Qazim Laçi : Il est discret, il fait rarement parler de lui, mais force est de constater qu’il fait le taf. Et plutôt très bien. « Le Ballon d’or albanais », comme certains le surnomment, a performé en tant que milieu défensif aux côtés de Mathieu Coutadeur. Une doublette qui fonctionne à merveille. En plus de ratisser un peu partout et d’être un infatigable gratteur de ballon, Qazim Laçi sait se projeter vers l’avant et offrir des possibilités supplémentaires. En 27 matchs de Ligue 2, il a marqué 3 buts (dont des pépites) et a délivré 4 passes décisives. L’impression qu’il se bonifie de saison en saison. Jusqu’où ira-t-il ?

Mathieu Coutadeur : Lui non plus ne fait pas beaucoup parler de lui. Et pourtant, il est l’un des meilleurs à son poste en Ligue 2. Indispensable (il a joué 28 matchs de L2) aussi bien à la récupération qu’à la création (2 buts et 6 passes décisives), Mathieu Coutadeur est un pilier de l’ACA. On a le sentiment qu’il est là depuis toujours. Et on espère qu’il restera encore longtemps.

Gédéon Kalulu et Matthieu Huard : Les deux latéraux, droit et gauche, ont été le symbole du recrutement estival 2019 : deux jeunes issus de grands centres de formation (Lyon et Rennes), sans véritable expérience chez les pros. Bref, deux paris qui ont plus que réussi à l’ACA. Tout au long de la saison, Kalulu et Huard ont fréquenté les équipes-types de L2 de chaque journée. Et c’est mérité. Gédéon Kalulu (19 matchs, 1 but, 35 centres) a impressionné par son volume de jeu, ses allers-retours incessants, son apport offensif et sa hargne. De son côté, Matthieu Huard a plu par sa simplicité, sa justesse, son état d’esprit mais aussi par ses centres offensifs (119 centres en 25 matchs). De par leur saison aboutie, les deux latéraux sont aujourd’hui des joueurs très convoités. Si Gédéon Kalulu pourrait partir, Matthieu Huard devrait lui rester. Pour notre plus grand bonheur.
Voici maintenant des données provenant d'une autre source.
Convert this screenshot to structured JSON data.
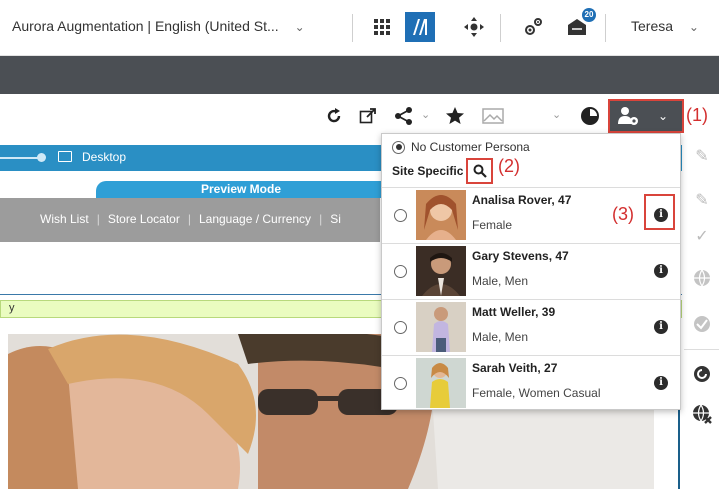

Les autres : Comme dit précédemment, c’est bien l’équipe complète qui a permis à l’ACA de faire une telle saison. On a pu mettre en avant quelques individualités ci-dessous, mais tous les joueurs méritent une mention. Cédric Avinel est la véritable force tranquille de la défense acéiste : tranquille, sans un mot, mais tellement imposant derrière. Ismaël Diallo semble s’installer dans l’axe de la défense, après avoir glissé à Lens sur le côté. Mohamed Youssouf a répondu présent quand Pantaloni a fait appel à lui à un poste qui n’était pas le sien. Kévin Lejeune, avec une grave blessure qui a raccourci sa saison, a toujours dépanné sur un côté, devant, derrière, en 6, dans l’axe, toujours en toute simplicité. Johan Cavalli a vécu une dernière saison étrange, avec quelques blessures et son passage sur les bancs des U19 comme adjoint, mais il a tout de même joué 18 matchs de Ligue 2, nous offrant quelques gestes de grande classe et 3 passes décisives. Son leadership sur le terrain et en dehors va nous manquer maintenant qu’il part à la retraite, mais il ne sera pas très loin. Mattéo Tramoni et Cyrille Bayala ont été des dynamiteurs très précieux, Mounaïm El-Idrissy s’est révélé avec quelques buts décisifs. Ablie Jallow a un peu déçu, mais il a marqué un but très important au PFC. Hugo Cuypers a fait parler son sens du jeu, un joueur très agréable à voir jouer. Gaëtan Courtet a fait un gros travail sur le front de l’attaque, avec, en plus, de l’efficacité : 10 buts et 3 passes décisives. Sans oublier tous les « remplaçants », sans qui cette saison extraordinaire n’aurait pas été possible : François-Joseph Sollacaro, Lucas Marsella, Lucas Pellegrini, Clech Loufilou, Jérémy Corinus, Félix Tomi, Lisandru Tramoni, Tony N’Jiké, le grand Joseph Mendes (tu vas nous manquer), Alexis Flips… L’AC Ajaccio est une grande famille, un mélange parfait entre expérience et jeunesse.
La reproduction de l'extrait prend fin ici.